Questo studio, condotto tra il 2007 e il 2010 ha analizzato la mortalità della popolazione residente in 44 siti di interesse nazionale in un periodo di otto anni. La popolazione studiata è di circa 6 milioni di abitanti residenti in 298 comuni e sono state prese in considerazione 63 cause di morte su circa 400.000 decessi relativi.
Il dato interessante, dal punto di vista scientifico è che è presente una grande variabilità fra i siti in esame per dimensioni della popolazione, caratteristiche della contaminazione ambientale, presenza di specifici poli produttivi e altre fonti di pressione ambientale, stato di avanzamento degli interventi di bonifica e risanamento industriale e anche il quadro di mortalità è diversificato.

In altri casi si osservano incrementi della mortalità per cause per le quali il nesso causale con l’inquinamento ambientale è sospettato ma non accertato, ad esempio il tumore polmonare nella popolazione residente in siti contaminati da poli siderurgici e petrolchimici o siti di smaltimento illegale di rifiuti pericolosi.

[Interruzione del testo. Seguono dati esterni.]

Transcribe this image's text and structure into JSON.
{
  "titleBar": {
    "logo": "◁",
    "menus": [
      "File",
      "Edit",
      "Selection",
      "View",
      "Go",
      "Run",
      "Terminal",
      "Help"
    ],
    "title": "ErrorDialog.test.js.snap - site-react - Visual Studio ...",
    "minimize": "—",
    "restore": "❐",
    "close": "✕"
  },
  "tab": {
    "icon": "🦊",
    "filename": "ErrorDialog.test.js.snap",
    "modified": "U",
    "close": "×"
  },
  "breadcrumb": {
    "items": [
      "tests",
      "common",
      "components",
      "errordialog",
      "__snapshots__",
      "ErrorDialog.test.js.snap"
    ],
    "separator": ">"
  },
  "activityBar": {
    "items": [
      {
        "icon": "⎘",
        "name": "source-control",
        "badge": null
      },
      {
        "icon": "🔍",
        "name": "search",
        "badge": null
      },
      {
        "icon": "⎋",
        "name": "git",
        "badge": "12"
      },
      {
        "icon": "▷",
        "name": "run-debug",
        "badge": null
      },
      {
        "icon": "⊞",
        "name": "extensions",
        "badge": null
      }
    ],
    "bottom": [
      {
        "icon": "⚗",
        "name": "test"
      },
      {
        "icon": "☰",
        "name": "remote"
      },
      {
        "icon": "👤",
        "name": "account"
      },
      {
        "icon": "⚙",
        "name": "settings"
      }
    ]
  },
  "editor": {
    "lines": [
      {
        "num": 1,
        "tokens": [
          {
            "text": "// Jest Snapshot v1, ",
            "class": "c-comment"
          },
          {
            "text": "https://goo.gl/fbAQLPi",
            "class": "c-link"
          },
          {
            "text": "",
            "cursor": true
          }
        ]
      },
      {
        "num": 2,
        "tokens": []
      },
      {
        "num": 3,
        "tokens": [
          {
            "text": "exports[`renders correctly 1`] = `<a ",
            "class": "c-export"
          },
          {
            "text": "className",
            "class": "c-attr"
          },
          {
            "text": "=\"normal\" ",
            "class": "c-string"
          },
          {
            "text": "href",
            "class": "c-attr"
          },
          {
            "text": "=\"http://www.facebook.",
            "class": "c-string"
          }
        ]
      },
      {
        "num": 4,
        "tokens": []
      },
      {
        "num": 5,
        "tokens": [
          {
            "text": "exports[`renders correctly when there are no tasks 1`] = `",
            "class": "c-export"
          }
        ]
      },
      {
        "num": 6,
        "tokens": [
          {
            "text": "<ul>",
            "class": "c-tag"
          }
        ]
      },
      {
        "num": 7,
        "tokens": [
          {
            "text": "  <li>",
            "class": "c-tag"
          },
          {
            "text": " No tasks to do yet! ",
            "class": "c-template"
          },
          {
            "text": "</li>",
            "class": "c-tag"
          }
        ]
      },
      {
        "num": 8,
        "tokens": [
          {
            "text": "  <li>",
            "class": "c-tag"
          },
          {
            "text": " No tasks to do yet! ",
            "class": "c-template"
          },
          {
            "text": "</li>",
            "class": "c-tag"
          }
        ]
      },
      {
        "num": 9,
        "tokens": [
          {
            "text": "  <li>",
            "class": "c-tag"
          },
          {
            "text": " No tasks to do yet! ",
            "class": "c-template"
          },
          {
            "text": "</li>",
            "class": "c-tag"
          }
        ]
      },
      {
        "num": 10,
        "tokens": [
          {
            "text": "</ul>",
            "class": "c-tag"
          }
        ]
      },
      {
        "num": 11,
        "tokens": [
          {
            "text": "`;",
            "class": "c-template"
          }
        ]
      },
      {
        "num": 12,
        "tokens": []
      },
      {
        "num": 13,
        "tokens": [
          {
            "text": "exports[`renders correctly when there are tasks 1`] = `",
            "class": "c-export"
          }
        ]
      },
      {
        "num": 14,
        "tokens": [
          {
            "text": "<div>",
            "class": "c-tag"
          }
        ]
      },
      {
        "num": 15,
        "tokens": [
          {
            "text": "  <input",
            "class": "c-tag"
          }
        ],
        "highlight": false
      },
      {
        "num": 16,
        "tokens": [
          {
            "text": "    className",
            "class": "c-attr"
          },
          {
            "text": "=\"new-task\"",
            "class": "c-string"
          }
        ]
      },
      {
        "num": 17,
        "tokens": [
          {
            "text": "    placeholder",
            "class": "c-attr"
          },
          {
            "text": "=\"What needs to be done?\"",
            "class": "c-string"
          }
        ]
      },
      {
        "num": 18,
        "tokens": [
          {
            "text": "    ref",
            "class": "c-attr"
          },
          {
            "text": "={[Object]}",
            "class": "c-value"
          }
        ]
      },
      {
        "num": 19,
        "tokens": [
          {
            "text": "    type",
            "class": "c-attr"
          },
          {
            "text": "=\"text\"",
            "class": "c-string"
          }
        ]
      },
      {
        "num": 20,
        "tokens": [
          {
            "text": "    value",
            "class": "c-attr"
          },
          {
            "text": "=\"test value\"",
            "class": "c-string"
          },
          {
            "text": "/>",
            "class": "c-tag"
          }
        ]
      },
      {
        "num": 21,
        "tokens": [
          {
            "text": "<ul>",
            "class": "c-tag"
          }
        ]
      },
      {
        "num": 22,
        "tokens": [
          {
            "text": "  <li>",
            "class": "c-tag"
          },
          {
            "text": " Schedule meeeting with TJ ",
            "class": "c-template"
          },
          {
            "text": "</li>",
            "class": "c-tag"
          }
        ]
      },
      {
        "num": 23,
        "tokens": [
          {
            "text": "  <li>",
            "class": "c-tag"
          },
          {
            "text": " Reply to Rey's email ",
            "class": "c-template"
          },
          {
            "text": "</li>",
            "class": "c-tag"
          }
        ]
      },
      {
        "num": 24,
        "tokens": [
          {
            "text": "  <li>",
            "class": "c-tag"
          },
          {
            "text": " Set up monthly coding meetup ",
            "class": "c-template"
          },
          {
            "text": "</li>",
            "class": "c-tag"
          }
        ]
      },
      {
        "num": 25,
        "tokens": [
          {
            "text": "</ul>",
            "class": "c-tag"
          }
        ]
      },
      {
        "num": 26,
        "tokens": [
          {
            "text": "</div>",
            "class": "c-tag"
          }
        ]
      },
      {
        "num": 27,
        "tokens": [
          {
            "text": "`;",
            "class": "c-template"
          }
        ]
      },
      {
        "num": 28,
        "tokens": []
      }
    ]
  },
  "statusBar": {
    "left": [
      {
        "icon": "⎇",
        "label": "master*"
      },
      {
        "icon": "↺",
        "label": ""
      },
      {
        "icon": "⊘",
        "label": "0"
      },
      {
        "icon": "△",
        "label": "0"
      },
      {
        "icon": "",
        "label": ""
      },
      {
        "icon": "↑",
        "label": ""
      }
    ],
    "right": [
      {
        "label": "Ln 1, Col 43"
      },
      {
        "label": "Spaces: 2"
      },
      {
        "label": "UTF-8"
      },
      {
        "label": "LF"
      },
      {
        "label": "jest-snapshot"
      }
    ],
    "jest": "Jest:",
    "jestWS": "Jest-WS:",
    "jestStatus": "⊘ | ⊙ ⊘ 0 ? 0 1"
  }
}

In altri siti presi in esame la mortalità osservata è inferiore all’attesa, il che può riflettere la risultante di un quadro di partenza favorevole, di una contaminazione ambientale che non si è tradotta in esposizione della popolazione ad agenti tossici tale da determinare un danno alla salute, di un buon avanzamento delle opere di bonifica e/o di riconversione industriale, con attività a minore impatto ambientale, o di definitiva dismissione dell’attività industriale stessa.

In conclusione lo studio mostra che lo stato di salute delle popolazione residente in alcuni siti esaminati appare risentire di effetti avversi più marcati rispetto alle regioni di appartenenza, e in questi contesti, il profilo sanitario che emerge presenta criticità che contribuiscono a identificare le azioni più urgenti a tutela della salute delle popolazioni

Merita di essere menzionata un’altra indagine, coordinata dall’OMS con la partecipazione di ISS, CNR, Dipartimento della protezione civile, ARPA e OER che riguarda l’impatto sanitario del ciclo dei rifiuti nelle province di Napoli e Caserta, per un totale di 196 comuni. L’analisi dei dati comunali di mortalità ha identificato un’area di 24 comuni, a cavallo delle due province, in cui si ha un maggior numero di incrementi del tasso di mortalità e di prevalenza di malformazioni congenite. L’area corrisponde a quella maggiormente interessa la correlazione tra condizioni ambientali e stato di salute

Occorre tuttavia rilevare come gli studi effettuati siano analisi geografiche di mortalità che hanno utilizzato le popolazioni residenti nei comuni come unità di studio (studi ecologici). Un loro limite è la carenza della caratterizzazione dell’esposizione individuale, e spesso di misure di qualsiasi genere dell’inquinamento dell’ambiente generale dalle quali estrapolare una stima individuale.